Bisnis.com,JAKARTA - Dewan Perwakilan Rakyat (DPR) akhirnya mengesahkan Undang-Undang Terorisme melalui pembicaraan tingkat II atau pengambilan keputusan dalam rapat paripurna hari ini, Jumat (25/5/2018).
Pengesahan itu dilakukan setelah Ketua Pansus Terorisme Muhammad Syafi'i membacakan hasil kesepakatan tingkat I yang telah disetujui oleh seluruh fraksi di DPR.
Dirinya pun berharap pembicaraan tingkat II ini dapat menyetujui perubahan Rancangan Undang-undang tentang Perubahan atas Undang-undang No 15 tahun 2003 tentang Penetapan Peraturan Pemerintah Pengganti Undang-undang Nomor 1 tahun 2002 tentang Pemberantasan Tindak Pidana Terorisme menjadi Undang-undang.
"Kami berharap pembicaraan tingkat II ini dapat menyetujui laporan dari Pansus Terorisme," ujar Syafi'i.
Sementara itu, pimpinan rapat paripurna Agus Hermanto langsung meminta persetujuan oleh seluruh anggota DPR yang hadir dalam rapat paripurna.
"Apakah menyetujui perubahan Rancangan Undang-undang tentang Perubahan atas Undang-undang No 15 tahun 2003 tentang Penetapan Peraturan Pemerintah Pengganti Undang-undang Nomor 1 tahun 2002 tentang Pemberantasan Tindak Pidana Terorisme menjadi Undang-undangan?" tanya Agus dengan langsung di jawab setuju oleh seluruh anggota DPR RI.
Baca Juga
"Setuju," jawab anggota DPR RI yang hadir mendai berakhirnya tugas Pansus tersebut.

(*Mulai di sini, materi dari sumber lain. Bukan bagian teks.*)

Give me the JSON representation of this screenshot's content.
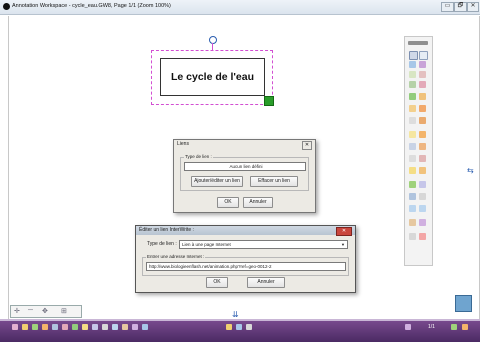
{
  "window": {
    "title": "Annotation Workspace - cycle_eau.GW8, Page 1/1  (Zoom 100%)",
    "minimize": "▭",
    "maximize": "🗗",
    "close": "✕"
  },
  "canvas": {
    "title_text": "Le cycle de l'eau"
  },
  "liens_dialog": {
    "title": "Liens",
    "close": "✕",
    "group_label": "Type de lien :",
    "empty_text": "Aucun lien défini",
    "add_button": "Ajouter/éditer un lien",
    "delete_button": "Effacer un lien",
    "ok": "OK",
    "cancel": "Annuler"
  },
  "edit_dialog": {
    "title": "Éditer un lien InterWrite :",
    "close": "✕",
    "type_label": "Type de lien :",
    "type_value": "Lien à une page Internet",
    "address_label": "Entrer une adresse Internet :",
    "address_value": "http://www.biologieenflash.net/animation.php?ref=geo-0012-2",
    "ok": "OK",
    "cancel": "Annuler"
  },
  "bottom": {
    "page_indicator": "1/1"
  },
  "colors": {
    "accent_purple": "#5a3472",
    "selection": "#d24fd2",
    "handle_green": "#2a9d2a"
  }
}
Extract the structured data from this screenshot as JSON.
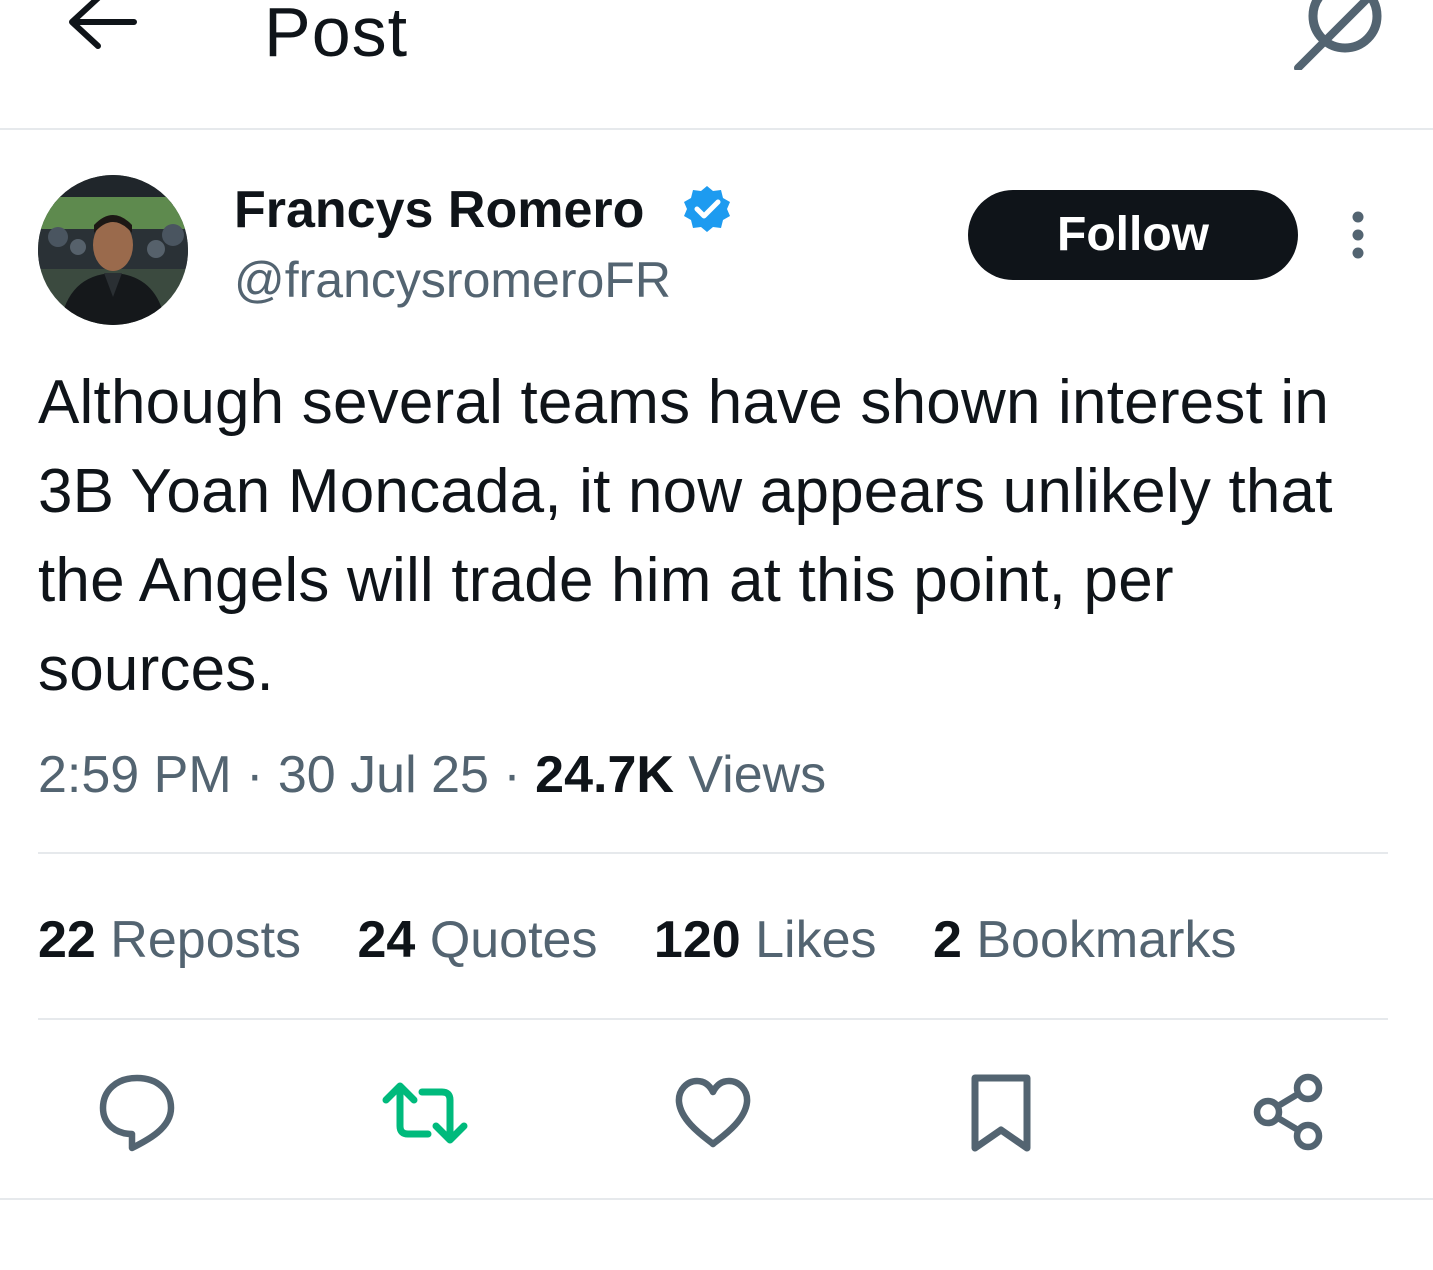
{
  "header": {
    "title": "Post",
    "back_icon": "arrow-left-icon",
    "grok_icon": "grok-icon"
  },
  "author": {
    "display_name": "Francys Romero",
    "handle": "@francysromeroFR",
    "verified": true,
    "verified_color": "#1d9bf0"
  },
  "follow_button": {
    "label": "Follow"
  },
  "more_icon": "more-vertical-icon",
  "tweet": {
    "text": "Although several teams have shown interest in 3B Yoan Moncada, it now appears unlikely that the Angels will trade him at this point, per sources.",
    "time": "2:59 PM",
    "separator": "·",
    "date": "30 Jul 25",
    "views_count": "24.7K",
    "views_label": "Views"
  },
  "stats": [
    {
      "count": "22",
      "label": "Reposts"
    },
    {
      "count": "24",
      "label": "Quotes"
    },
    {
      "count": "120",
      "label": "Likes"
    },
    {
      "count": "2",
      "label": "Bookmarks"
    }
  ],
  "actions": [
    {
      "icon": "reply-icon",
      "color": "#536471"
    },
    {
      "icon": "repost-icon",
      "color": "#00ba7c",
      "active": true
    },
    {
      "icon": "like-icon",
      "color": "#536471"
    },
    {
      "icon": "bookmark-icon",
      "color": "#536471"
    },
    {
      "icon": "share-icon",
      "color": "#536471"
    }
  ],
  "colors": {
    "text_primary": "#0f1419",
    "text_secondary": "#536471",
    "divider": "#e6e9ec",
    "follow_bg": "#0f1419",
    "repost_active": "#00ba7c"
  }
}
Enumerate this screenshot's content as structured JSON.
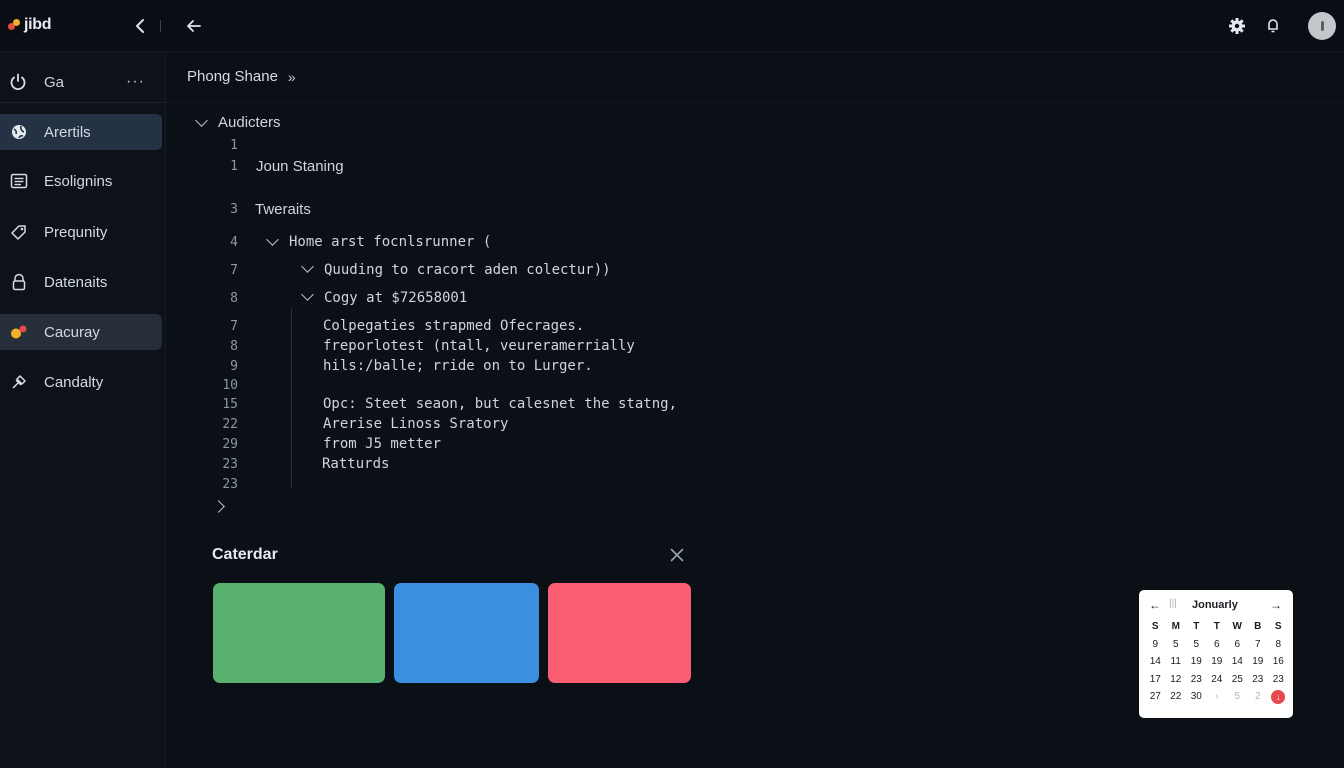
{
  "app": {
    "logo_text": "jibd"
  },
  "sidebar": {
    "header_label": "Ga",
    "more_label": "···",
    "items": [
      {
        "label": "Arertils",
        "icon": "globe-icon"
      },
      {
        "label": "Esolignins",
        "icon": "list-icon"
      },
      {
        "label": "Prequnity",
        "icon": "tag-icon"
      },
      {
        "label": "Datenaits",
        "icon": "lock-icon"
      },
      {
        "label": "Cacuray",
        "icon": "color-dots-icon"
      },
      {
        "label": "Candalty",
        "icon": "puzzle-icon"
      }
    ]
  },
  "breadcrumb": {
    "label": "Phong Shane",
    "chevron": "»"
  },
  "tree": {
    "header": "Audicters",
    "lines": [
      {
        "num": "1",
        "text": ""
      },
      {
        "num": "1",
        "text": "Joun Staning"
      },
      {
        "num": "3",
        "text": "Tweraits"
      },
      {
        "num": "4",
        "text": "Home arst focnlsrunner ("
      },
      {
        "num": "7",
        "text": "Quuding to cracort aden colectur))"
      },
      {
        "num": "8",
        "text": "Cogy at $72658001"
      },
      {
        "num": "7",
        "text": "Colpegaties strapmed Ofecrages."
      },
      {
        "num": "8",
        "text": "freporlotest (ntall, veureramerrially"
      },
      {
        "num": "9",
        "text": "hils:/balle; rride on to Lurger."
      },
      {
        "num": "10",
        "text": ""
      },
      {
        "num": "15",
        "text": "Opc: Steet seaon, but calesnet the statng,"
      },
      {
        "num": "22",
        "text": "Arerise Linoss Sratory"
      },
      {
        "num": "29",
        "text": "from J5 metter"
      },
      {
        "num": "23",
        "text": "Ratturds"
      },
      {
        "num": "23",
        "text": ""
      }
    ]
  },
  "calendar_section": {
    "title": "Caterdar",
    "swatches": [
      {
        "color": "#58b16f"
      },
      {
        "color": "#3a8fe0"
      },
      {
        "color": "#fb5d72"
      }
    ]
  },
  "mini_calendar": {
    "month": "Jonuarly",
    "weekdays": [
      "S",
      "M",
      "T",
      "T",
      "W",
      "B",
      "S"
    ],
    "rows": [
      [
        "9",
        "5",
        "5",
        "6",
        "6",
        "7",
        "8"
      ],
      [
        "14",
        "11",
        "19",
        "19",
        "14",
        "19",
        "16"
      ],
      [
        "17",
        "12",
        "23",
        "24",
        "25",
        "23",
        "23"
      ],
      [
        "27",
        "22",
        "30",
        "›",
        "5",
        "2",
        "↓"
      ]
    ]
  },
  "colors": {
    "accent": "#253246",
    "today": "#e5484d"
  }
}
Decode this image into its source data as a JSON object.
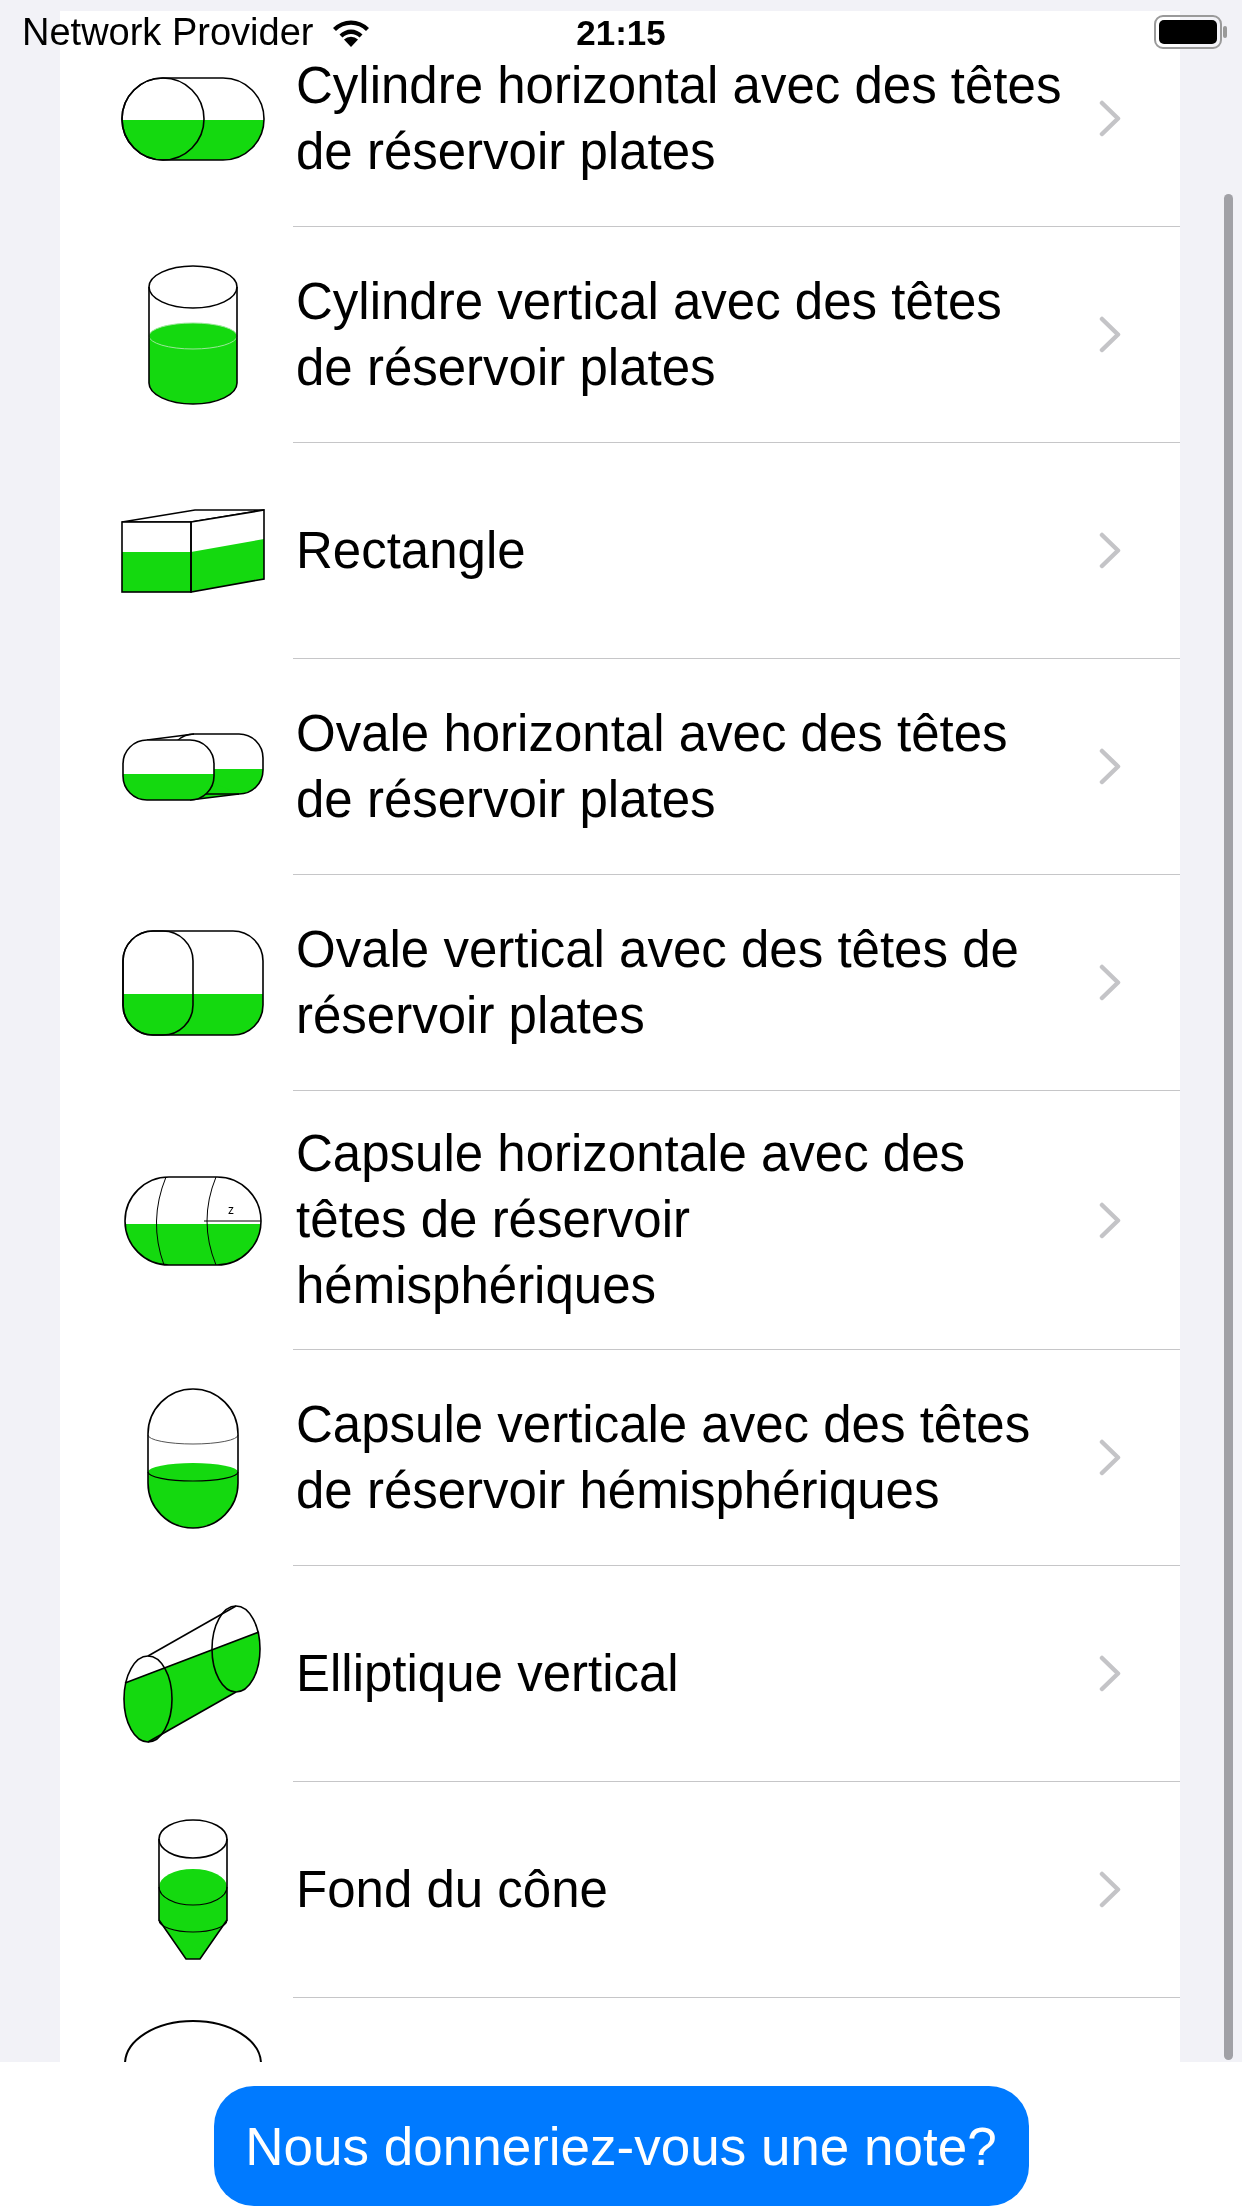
{
  "status_bar": {
    "carrier": "Network Provider",
    "time": "21:15"
  },
  "tanks": [
    {
      "kind": "horizontal-cylinder",
      "lines": [
        "Cylindre horizontal avec des têtes",
        "de réservoir plates"
      ]
    },
    {
      "kind": "vertical-cylinder",
      "lines": [
        "Cylindre vertical avec des têtes",
        "de réservoir plates"
      ]
    },
    {
      "kind": "box",
      "lines": [
        "Rectangle"
      ]
    },
    {
      "kind": "horizontal-oval",
      "lines": [
        "Ovale horizontal avec des têtes",
        "de réservoir plates"
      ]
    },
    {
      "kind": "vertical-oval",
      "lines": [
        "Ovale vertical avec des têtes de",
        "réservoir plates"
      ]
    },
    {
      "kind": "horizontal-capsule",
      "annotation": "z",
      "lines": [
        "Capsule horizontale avec des",
        "têtes de réservoir",
        "hémisphériques"
      ]
    },
    {
      "kind": "vertical-capsule",
      "lines": [
        "Capsule verticale avec des têtes",
        "de réservoir hémisphériques"
      ]
    },
    {
      "kind": "slanted-elliptic",
      "lines": [
        "Elliptique vertical"
      ]
    },
    {
      "kind": "cone-bottom",
      "lines": [
        "Fond du cône"
      ]
    },
    {
      "kind": "cut-off-ellipse"
    }
  ],
  "rating_button": {
    "label": "Nous donneriez-vous une note?"
  }
}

Disahkannya revisi undang-undang terorisme membuat ruang gerak TNI lebih luas. Ruang gerak TNI selanjutnya akan diatur dalam Peraturan Presiden (Perpres).
"Lebih leluasa iya, di dalam drafnya (Perpres) kita masukkan semuanya," kata Panglima TNI Marsekal Hadi Tjahjanto di kompleks Parlemen, Kamis malam.
TNI sedang menyusun draf mekanisme pelibatan TNI. Draf mekanisme akan menjadi rumusan dan masukan dalam Perpres yang akan diterbitkan Presiden Joko Widodo, ujarnya.
"Kita yang bikin (draf penyusunan Perpres), kita semua mengacu pada UU TNI Nomor 34 Tahun 2004, tapi khusus pada Operasi Militer Selain Perang (OMSP) pada tindakan mengatasi tindakan terorisme," ujar Hadi.
Ketua Pansus Terorisme M. Syafi'i mengatakan terdapat penambahan banyak substansi pengaturan dalam RUU tentang Tindak Pidana Terorisme untuk menguatkan pengaturan yang telah ada dalam UU nomor 15 tahun 2003 tentang Pemberantasan Tindak Pidana Terorisme.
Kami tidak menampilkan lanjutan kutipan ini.